At these meetings, then, Philadelphia’s city officials are constantly deciding the fate of our streets. While technically open to the public, these meetings typically happen on weekdays during normal business hours. Even if they took place at more accessible times, the fact of the matter is that most of them are incredibly mundane. Like, mind-numbingly, please-God-make-it-stop tedious. So even if concerned citizens could make it to these meetings, they’d have to be borderline masochistic to attend them willingly. Nonetheless, the decisions made in these meetings matter – a lot.

Which begs the question: why don’t local media outlets regularly cover them? Pay someone to suffer for the greater good, sit through hours of formalistic bureaucratic procedure, and digest it all down to the important parts. The answer, in part, is that there’s a limit to the readability of even the most easily digestible version of this kind of content. Crime, corruption, and high-profile political conflicts will always be more captivating than the decisions of the Philadelphia Land Bank.

But that’s not the whole story. There are plenty of community leaders, business people, policy wonks, and general urbanist geeks out there who would love to have this content at their fingertips. It’s simply been a while since any media organization in Philadelphia made a sustained effort to provide a quality city planning watchdog newsletter to such an audience. Part & Parcel is an attempt to fill this gap. In doing so, it hopes to help concerned Philadelphians take an active role in shaping the future of their streets.

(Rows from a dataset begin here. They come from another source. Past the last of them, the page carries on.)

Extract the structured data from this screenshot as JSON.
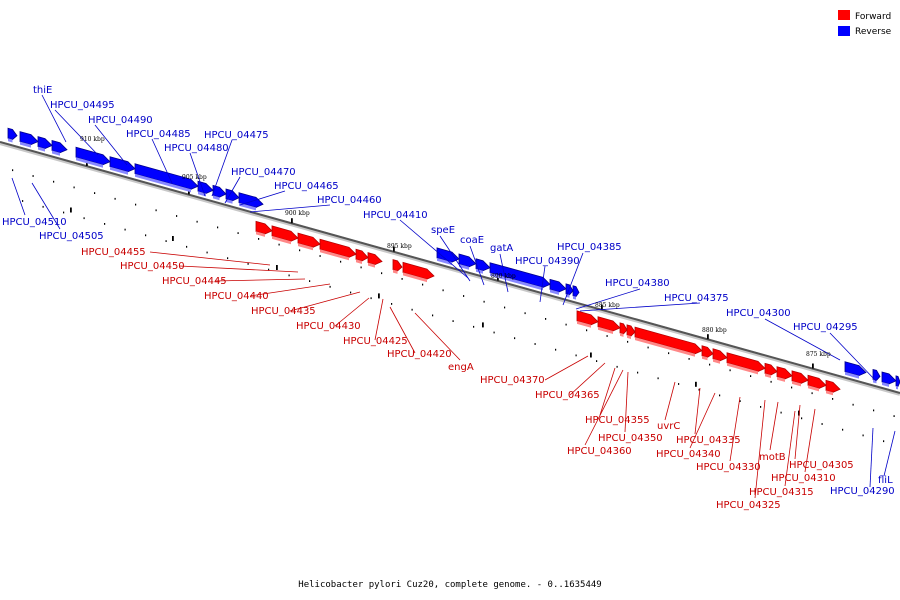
{
  "legend": {
    "forward": {
      "label": "Forward",
      "color": "#ff0000"
    },
    "reverse": {
      "label": "Reverse",
      "color": "#0000ff"
    }
  },
  "caption": "Helicobacter pylori Cuz20, complete genome. - 0..1635449",
  "ticks": [
    "910 kbp",
    "905 kbp",
    "900 kbp",
    "895 kbp",
    "890 kbp",
    "885 kbp",
    "880 kbp",
    "875 kbp"
  ],
  "reverse_labels": [
    "thiE",
    "HPCU_04495",
    "HPCU_04490",
    "HPCU_04485",
    "HPCU_04480",
    "HPCU_04475",
    "HPCU_04470",
    "HPCU_04465",
    "HPCU_04460",
    "HPCU_04410",
    "HPCU_04510",
    "HPCU_04505",
    "speE",
    "coaE",
    "gatA",
    "HPCU_04390",
    "HPCU_04385",
    "HPCU_04380",
    "HPCU_04375",
    "HPCU_04300",
    "HPCU_04295",
    "HPCU_04290",
    "fliL"
  ],
  "forward_labels": [
    "HPCU_04455",
    "HPCU_04450",
    "HPCU_04445",
    "HPCU_04440",
    "HPCU_04435",
    "HPCU_04430",
    "HPCU_04425",
    "HPCU_04420",
    "engA",
    "HPCU_04370",
    "HPCU_04365",
    "HPCU_04355",
    "HPCU_04350",
    "HPCU_04360",
    "uvrC",
    "HPCU_04335",
    "HPCU_04340",
    "HPCU_04330",
    "motB",
    "HPCU_04305",
    "HPCU_04310",
    "HPCU_04315",
    "HPCU_04325"
  ]
}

It’s relatively straightforward to be anti-trash. It’s more complicated to be pro-bouncy house (and public art and affordable housing near public transit and so on and so forth). Part & Parcel strives to make implementing positive visions for our city a bit easier by covering the tedious planning meetings that currently fly under the radar. Positive visions provide the ultimate reason to fight for clean streets in the first place. Clean streets are only the first step on the path toward vibrant streets.

And that’s why I don’t just write about trash.